Jeff Bridges, star malgré lui, (Arte) – La trajectoire singulière de l’acteur de The Big Lebowski

Publié le 20 juillet 2025 à 13:44
GEORGE PIMENTEL/GETTY IMAGES
Il aura fallu un peu de temps, quelques décennies, pour que l’acteur devienne une star, notamment grâce à ses rôles dans The Big Lebowski et Crazy Heart. À 75 ans passés, il est sans doute l’une des vedettes les plus cool de Hollywood

"Maman, papa, regardez !" Quand, en 2010, il remporte son Oscar pour Crazy Heart, à 60 ans, pour son interprétation saisissante d’un chanteur de country vieillissant et alcoolique, la première chose que fait Jeff Bridges, c’est de monter sur scène, de brandir la célèbre statuette et de s’adresser à ses parents – acteurs –, dans un geste à la fois enfantin et empli de fierté. Quelques jours plus tôt, en recevant un Golden Globe du Meilleur acteur pour le même film, il avait lancé : « Hey, les gars ! Vous êtes en train de foutre en l’air mon statut d’acteur sous-estimé. » Et que fait-il, après avoir reçu ces deux récompenses ? Il monte un groupe de rock, The Abiders, part en tournée, enregistre un album et vit son rêve de lycéen : devenir une rock star. Il chante même à l’un des concerts de Neil Young. La trajectoire de Jeff est singulière. À son image. Comme le rappelle ce documentaire inédit, il est un pur fils de Hollywood avec deux parents, Lloyd et Dorothy, et un frère aîné, Beau, tous comédiens. Il fait même sa première apparition à l’écran, à six mois, en nourrisson en pleurs dans La Voleuse d’amour, un film en noir et blanc. 

“PINCEZ-LE… ÇA SUFFIRA” 

« Mes parents rendaient visite à un ami sur un tournage, raconte Jeff. Il y avait besoin d’un bébé et ma mère a dit : “Tenez !” J’étais un bébé très souriant et, dans le film, j’étais censé pleurer. Alors, ma mère a lancé : “Pincez-le, ça suffira.” » Ses parents l’encouragent alors à suivre une voie toute tracée, mais Jeff, malgré plusieurs apparitions dans des séries dont son père est l’une des vedettes (Sea Hunt, The Loner) hésite, emprunte des chemins de traverse. Il s’intéresse à la peinture, à la musique, à d’autres formes d’expressions artistiques, comme la photographie (il a reçu un Infinity Award du Centre international de la photographie de New York en 2013 pour ses oeuvres). 

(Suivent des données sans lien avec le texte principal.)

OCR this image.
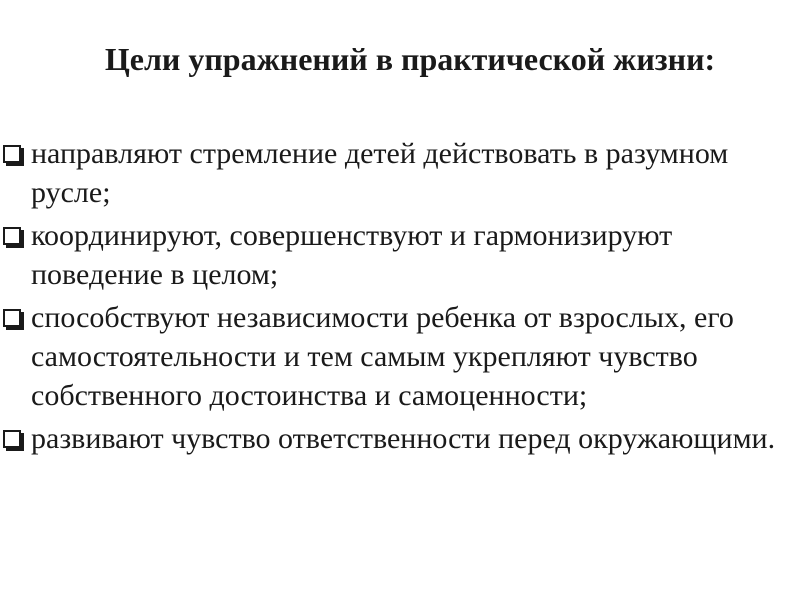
Цели упражнений в практической жизни:
направляют стремление детей действовать в разумном русле;
координируют, совершенствуют и гармонизируют поведение в целом;
способствуют независимости ребенка от взрослых, его самостоятельности и тем самым укрепляют чувство собственного достоинства и самоценности;
развивают чувство ответственности перед окружающими.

Toutefois, il est vite rattrapé par le cinéma. Repéré dans La Dernière Séance, de Peter Bogdanovich, en 1971, il obtient sa première nomination aux Oscars dans un second rôle, puis une deuxième nomination trois ans plus tard dans Le Canardeur, (diffusé sur Arte à 21 h). Ensuite, il a beau faire profil bas, ne pas jouer le jeu du star-system, partir s’installer loin de Hollywood dans un ranch du Montana avec sa femme et ses filles, il devient l’un de ces comédiens solides, capables d’incarner les héros (Tron), les anti-héros (Starman) et même des personnages qui vont devenir des légendes. C’est le cas avec le rôle emblématique du Duc ou plutôt du « Dude » dans The Big Lebowski des frères Coen, sorti en 1998. Le film ne sera pas un succès à sa sortie, mais, avec le temps, il a acquis un statut de film culte grâce à Jeff, impérial avec ses méduses au pied, sa robe de chambre usée, en célibataire sans emploi et sans ambition, adepte du bowling et grand amateur de fumette. Une religion parodique, le dudéisme, a même été inventée en honneur à ce personnage.